Seine zentrale Figur, die anfangs 16jährige Schülerin, schließlich 18jährige Studentin Ariane Nikolajewna lernt, in freiem Geist erzogen und aufgewachsen, von den Frauen ihrer Familie, ihrer Mutter und der Tante, bei der sie aufwächst, neben feinen Manieren auch die Emanzipation im Umgang mit Männer, vor allem in der Liebe. Man lebt scheinbar ohne Sorgen in einer leichtfertigen Gesellschaft kultivierter Konversation in Salons, erlesener Umgangsformen und der Praktizierung der freien Entscheidung in der Partnerwahl. Liebschaften neben der festen Beziehung sind erlaubt und geduldet, die entsprechenden Geliebten ebenso. Das Gerüst aber, auf dem das alles ruht, ist auf den hergebrachten Prinzipien von Macht aufgebaut. Wer Geld hat, wer schön ist, hat Macht. Alles ist Kampf der Geschlechter.

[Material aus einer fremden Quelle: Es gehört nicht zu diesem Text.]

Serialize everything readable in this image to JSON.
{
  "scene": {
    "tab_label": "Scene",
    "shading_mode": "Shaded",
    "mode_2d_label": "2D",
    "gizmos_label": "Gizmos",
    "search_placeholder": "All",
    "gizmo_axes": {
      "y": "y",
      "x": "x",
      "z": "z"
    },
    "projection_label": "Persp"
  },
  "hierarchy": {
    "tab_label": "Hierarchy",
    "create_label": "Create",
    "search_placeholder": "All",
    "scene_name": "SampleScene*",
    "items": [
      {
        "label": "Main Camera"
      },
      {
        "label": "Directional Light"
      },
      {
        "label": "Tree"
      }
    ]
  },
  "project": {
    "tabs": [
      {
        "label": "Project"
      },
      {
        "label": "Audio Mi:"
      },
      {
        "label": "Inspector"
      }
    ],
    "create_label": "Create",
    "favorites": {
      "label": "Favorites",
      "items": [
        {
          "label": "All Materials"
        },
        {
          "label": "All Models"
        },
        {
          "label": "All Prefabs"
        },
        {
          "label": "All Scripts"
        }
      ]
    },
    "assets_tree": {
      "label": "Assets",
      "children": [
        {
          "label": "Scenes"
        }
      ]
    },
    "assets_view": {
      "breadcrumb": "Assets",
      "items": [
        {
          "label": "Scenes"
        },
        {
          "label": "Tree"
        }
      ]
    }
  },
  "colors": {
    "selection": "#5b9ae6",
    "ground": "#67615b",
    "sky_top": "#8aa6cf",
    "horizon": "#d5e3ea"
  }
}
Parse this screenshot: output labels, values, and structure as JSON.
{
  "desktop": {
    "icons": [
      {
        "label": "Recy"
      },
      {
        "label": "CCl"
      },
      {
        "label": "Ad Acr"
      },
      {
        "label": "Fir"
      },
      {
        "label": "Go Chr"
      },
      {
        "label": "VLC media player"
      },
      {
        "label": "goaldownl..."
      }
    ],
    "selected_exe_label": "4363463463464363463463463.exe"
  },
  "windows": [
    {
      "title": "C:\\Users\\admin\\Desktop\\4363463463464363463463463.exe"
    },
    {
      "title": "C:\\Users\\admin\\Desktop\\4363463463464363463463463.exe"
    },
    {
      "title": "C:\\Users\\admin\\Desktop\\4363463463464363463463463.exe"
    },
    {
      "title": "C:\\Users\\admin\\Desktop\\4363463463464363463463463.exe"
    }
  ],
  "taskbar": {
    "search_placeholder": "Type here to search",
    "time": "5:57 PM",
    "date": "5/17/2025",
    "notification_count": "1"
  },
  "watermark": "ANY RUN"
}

Es fällt dem verwirrend attraktiven Mädchen Ariane nicht schwer, der Männerwelt den Kopf zu verdrehen und schon bald liegen ihr Studenten, Offiziere und reiche Geschäftsleute zu Füßen. Sie spielt mit ihnen – bis Konstantin Michail auf den Plan tritt, ein reicher, weltläufiger Geschäftsmann (wir erfahren nicht, welche Geschäfte er betreibt und auch nicht sei Alter), der, wie sie in ihrer Kindheit, weit gereist und gebildet ist. Aber er ist wohl deutlich älter als die verwöhnte Kindfrau – die er wie es in Zeiten der unemanzipierten Bourgeoisie üblich auch stets als „Kind“ anredet – und ein Mann, dem Eroberungen und Affären ohne Verpflichtung offenbar leicht von der Hand gehen. Dieser Mann trifft nun auf eine Lolita, die es bereits mit 16 Jahren für moralisch vertretbar hält, eigene Affären für ihren Lebensunterhalt einzugehen. Es entspinnt sich eine Amour fou, in der beide höchste Genüsse erleben, aber auch Zerwürfnisse, Lügen, Irrtümer und gegenseitige Zerstörung. In feiner Sprache, elegantem Dialog und Streitgespräch entwickelt Anet in seinem durchaus erotischen, nie aber expliziten Roman ein brillantes Psychogramm der widersprüchlichen Seele des zarten Mädchens Ariane, indem er den starken Konstantin merkwürdig blaß bleiben läßt. Was beide Figuren antreibt, ist der Hunger nach Liebe, was sie hemmt und immer wieder in Affären voneinander entfernt, ist das gleichzeitige Verlangen nach Freiheit, die Angst, sich vielleicht doch zu verlieben.
„Ariane“ ist eleganter Genuß mit wunderbaren Situations- und Bildbeschreibungen und sprühenden Konservationen. Wie bei seiner Erstveröffentlichung vor 100 Jahren lesenswert, wenn man die historischen Umstände außer Acht läßt. In fast sämtliche Literaturlexika übrigens ist das Buch bis heute nicht aufgenommen worden.
 
Claude Anet – „Ariane“ (Liebe am Nachmittag)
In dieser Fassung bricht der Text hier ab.